May be we can check the url null value before urlNormalizers.

if ( url != null && urlNormalizers) {
    ....
    }

-- 
Don't Grow Old, Grow Up... :-)

Re: CrawlDbFilter urlNormalizers NULL pointer

Posted by feng lu <am...@gmail.com>.
ok. i will add a issue and a trivial test case later.

thanks Lewis


On Tue, Jan 22, 2013 at 2:09 PM, Lewis John Mcgibbney <
lewis.mcgibbney@gmail.com> wrote:

> This looks like a good catch.
> Please open a ticket for it if you can. A trivial test case would also be
> great if you are able.
> Lewis
>
>
> On Monday, January 21, 2013, feng lu <am...@gmail.com> wrote:
> > Hi all
> > In map method of CrawlDbFilter class, if url == null and urlNormalizers
> is true, may be it will throw NullPointerExceptions .
> > if (urlNormalizers) {
> >       try {
> >         url = normalizers.normalize(url, scope); // normalize the url
> >       } catch (Exception e) {
> >         LOG.warn("Skipping " + url + ":" + e);
> >         url = null;
> >       }
> >     }
> >     if (url != null && urlFiltering) {
> >       try {
> >         url = filters.filter(url); // filter the url
> >       } catch (Exception e) {
> >         LOG.warn("Skipping " + url + ":" + e);
> >         url = null;
> >       }
> >     }
> > May be we can check the url null value before urlNormalizers.
> > if ( url != null && urlNormalizers) {
> >     ....
> >     }
> > --
> > Don't Grow Old, Grow Up... :-)
>
> --
> *Lewis*
>
>


-- 
Don't Grow Old, Grow Up... :-)

Re: CrawlDbFilter urlNormalizers NULL pointer

Posted by Lewis John Mcgibbney <le...@gmail.com>.
This looks like a good catch.
Please open a ticket for it if you can.
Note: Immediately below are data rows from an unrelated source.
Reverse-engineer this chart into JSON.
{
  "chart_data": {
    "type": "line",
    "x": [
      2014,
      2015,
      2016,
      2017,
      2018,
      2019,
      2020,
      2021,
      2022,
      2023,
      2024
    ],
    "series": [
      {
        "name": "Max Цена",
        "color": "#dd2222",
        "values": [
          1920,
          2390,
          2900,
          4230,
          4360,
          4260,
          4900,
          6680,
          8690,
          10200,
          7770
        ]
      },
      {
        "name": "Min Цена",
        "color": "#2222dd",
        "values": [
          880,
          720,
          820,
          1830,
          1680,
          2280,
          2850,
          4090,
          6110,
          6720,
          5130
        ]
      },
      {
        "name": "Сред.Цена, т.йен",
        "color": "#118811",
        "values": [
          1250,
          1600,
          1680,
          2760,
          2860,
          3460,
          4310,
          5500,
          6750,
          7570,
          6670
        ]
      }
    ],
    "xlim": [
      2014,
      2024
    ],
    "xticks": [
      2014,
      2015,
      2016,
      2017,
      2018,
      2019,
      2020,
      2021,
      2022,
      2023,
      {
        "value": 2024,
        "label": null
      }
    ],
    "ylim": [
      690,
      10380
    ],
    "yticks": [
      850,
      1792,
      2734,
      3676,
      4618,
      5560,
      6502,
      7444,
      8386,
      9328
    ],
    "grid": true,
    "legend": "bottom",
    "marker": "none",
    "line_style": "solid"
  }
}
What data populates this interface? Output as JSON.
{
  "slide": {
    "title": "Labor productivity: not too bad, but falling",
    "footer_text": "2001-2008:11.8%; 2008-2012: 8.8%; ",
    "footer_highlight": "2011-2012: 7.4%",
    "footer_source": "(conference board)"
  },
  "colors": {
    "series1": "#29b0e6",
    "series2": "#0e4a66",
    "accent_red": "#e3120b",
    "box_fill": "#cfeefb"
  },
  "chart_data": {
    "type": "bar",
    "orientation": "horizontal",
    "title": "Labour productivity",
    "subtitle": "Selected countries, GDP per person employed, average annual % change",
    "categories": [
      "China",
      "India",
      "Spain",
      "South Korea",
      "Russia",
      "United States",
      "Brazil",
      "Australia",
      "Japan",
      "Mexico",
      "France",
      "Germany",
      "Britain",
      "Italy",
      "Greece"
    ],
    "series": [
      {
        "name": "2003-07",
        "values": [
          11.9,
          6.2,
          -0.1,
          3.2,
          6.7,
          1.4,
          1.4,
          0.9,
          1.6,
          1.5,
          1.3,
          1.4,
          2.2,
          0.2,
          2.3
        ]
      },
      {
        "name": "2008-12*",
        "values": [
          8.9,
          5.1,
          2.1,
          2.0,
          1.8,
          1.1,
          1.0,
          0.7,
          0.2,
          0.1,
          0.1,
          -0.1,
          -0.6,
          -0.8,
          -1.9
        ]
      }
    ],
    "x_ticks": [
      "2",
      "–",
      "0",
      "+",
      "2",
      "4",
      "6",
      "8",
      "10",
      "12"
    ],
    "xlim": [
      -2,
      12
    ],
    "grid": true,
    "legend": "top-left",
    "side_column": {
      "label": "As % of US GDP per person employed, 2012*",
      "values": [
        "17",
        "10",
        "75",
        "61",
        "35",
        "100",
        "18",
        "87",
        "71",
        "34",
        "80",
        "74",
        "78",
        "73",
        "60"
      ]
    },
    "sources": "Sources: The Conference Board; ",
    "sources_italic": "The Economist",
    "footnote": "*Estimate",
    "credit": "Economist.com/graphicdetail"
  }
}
A trivial test case would also be
great if you are able.
Lewis

On Monday, January 21, 2013, feng lu <am...@gmail.com> wrote:
> Hi all
> In map method of CrawlDbFilter class, if url == null and urlNormalizers
is true, may be it will throw NullPointerExceptions .
> if (urlNormalizers) {
>       try {
>         url = normalizers.normalize(url, scope); // normalize the url
>       } catch (Exception e) {
>         LOG.warn("Skipping " + url + ":" + e);
>         url = null;
>       }
>     }
>     if (url != null && urlFiltering) {
>       try {
>         url = filters.filter(url); // filter the url
>       } catch (Exception e) {
>         LOG.warn("Skipping " + url + ":" + e);
>         url = null;
>       }
>     }
> May be we can check the url null value before urlNormalizers.
> if ( url != null && urlNormalizers) {
>     ....
>     }
> --
> Don't Grow Old, Grow Up... :-)

-- 
*Lewis*